Cada parte concluye, precisamente, con el relato segmentado de la preparación de los atentados. El lector penetra entonces en la mente de los terroristas (en particular de uno de ellos, Hammad, compañero de Mohamed Atta) y percibe el mundo a través de sus singulares concepciones sobre la vida y la muerte. Es en Afganistán, precisamente, donde Hammad “había empezado a comprender que la muerte es más fuerte que la vida”. La muerte es el camino hacia Dios y el nombre de Dios está en “todas las lenguas del paisaje”. El choque narrativo entre las vivencias de las víctimas (habitantes de la sociedad de consumo cuya ideología es la lógica capitalista del espectáculo) y las vivencias de los terroristas (o el absolutismo de sus postulados en todos los órdenes de la vida y el misticismo cruento de su sacrificio) escenifica el antagonismo moral de sus respectivas versiones de la realidad, como un duelo ideológico. El bucle final de la novela permite la transición de la perspectiva narrativa del terrorista, instalado en el avión antes de estrellarse contra la torre, a la de Keith, recluido en su oficina del World Trade Center en el momento del impacto. Esta focalización alterna del atentado supone el logro técnico más deslumbrante de la novela.

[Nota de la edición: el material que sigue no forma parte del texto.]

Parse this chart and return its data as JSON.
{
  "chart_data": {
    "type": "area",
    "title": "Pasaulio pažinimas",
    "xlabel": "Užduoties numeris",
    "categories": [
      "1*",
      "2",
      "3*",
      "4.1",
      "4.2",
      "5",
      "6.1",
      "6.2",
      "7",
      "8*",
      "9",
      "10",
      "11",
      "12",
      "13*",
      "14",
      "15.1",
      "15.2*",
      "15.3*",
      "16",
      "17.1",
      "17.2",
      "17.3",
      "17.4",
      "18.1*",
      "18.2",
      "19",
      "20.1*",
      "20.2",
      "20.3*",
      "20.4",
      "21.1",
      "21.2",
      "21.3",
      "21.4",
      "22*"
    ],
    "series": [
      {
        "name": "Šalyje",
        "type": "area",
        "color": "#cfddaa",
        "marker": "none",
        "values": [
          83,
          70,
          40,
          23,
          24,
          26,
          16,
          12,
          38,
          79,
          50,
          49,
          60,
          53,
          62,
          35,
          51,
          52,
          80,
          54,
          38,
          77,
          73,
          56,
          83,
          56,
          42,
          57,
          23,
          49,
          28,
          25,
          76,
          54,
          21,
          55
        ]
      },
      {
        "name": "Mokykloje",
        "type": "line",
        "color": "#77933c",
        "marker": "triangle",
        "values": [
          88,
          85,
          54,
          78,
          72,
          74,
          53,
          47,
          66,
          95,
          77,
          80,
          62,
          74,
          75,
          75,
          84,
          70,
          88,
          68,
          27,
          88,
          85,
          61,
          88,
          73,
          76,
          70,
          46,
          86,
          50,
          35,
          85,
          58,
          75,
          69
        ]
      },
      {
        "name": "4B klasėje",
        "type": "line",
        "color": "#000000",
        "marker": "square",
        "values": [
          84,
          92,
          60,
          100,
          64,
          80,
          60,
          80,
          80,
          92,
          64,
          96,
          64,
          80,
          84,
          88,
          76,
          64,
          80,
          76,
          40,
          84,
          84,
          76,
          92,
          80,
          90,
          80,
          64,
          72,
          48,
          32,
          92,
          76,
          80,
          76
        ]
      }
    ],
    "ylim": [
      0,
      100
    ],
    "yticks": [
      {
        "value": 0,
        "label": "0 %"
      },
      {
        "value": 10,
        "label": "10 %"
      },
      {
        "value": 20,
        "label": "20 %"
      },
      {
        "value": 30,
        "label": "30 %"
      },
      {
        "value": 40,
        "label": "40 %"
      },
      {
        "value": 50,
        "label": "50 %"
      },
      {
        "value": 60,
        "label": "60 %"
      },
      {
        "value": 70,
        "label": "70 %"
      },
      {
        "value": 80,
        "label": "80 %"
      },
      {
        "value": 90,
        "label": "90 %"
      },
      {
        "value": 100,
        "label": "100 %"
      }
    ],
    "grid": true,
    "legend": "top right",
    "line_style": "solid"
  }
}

Sin embargo, DeLillo no se permite en su cartografía del presente una versión maniquea de la situación. En el fondo, esta novela persigue aprender la (im)posible verdad del acontecimiento como aporía que consume a todos los personajes por igual, terroristas y ciudadanos, y les obliga a formularse esta cuestión, enunciada en los términos provocativos de Slavoj Zizek: “¿Y si sólo estuviéramos realmente vivos si nos comprometemos con una intensidad excesiva que nos sitúa más allá de la mera vida?”. O, si se prefiere plantear la misma cuestión de un modo ligeramente distinto: “Lo que hace la vida realmente digna de ser vivida es el verdadero exceso de vida, la conciencia de que existe algo por lo que uno estaría dispuesto a arriesgar la vida”.
No hay una solución única, desde luego, pero esta novela de DeLillo se cuenta entre los documentos contemporáneos que se ocupan del problema con mayor sensibilidad e inteligencia.
[i] El hombre del salto, traducción Ramón Buenaventura, Seix-Barral, 2007.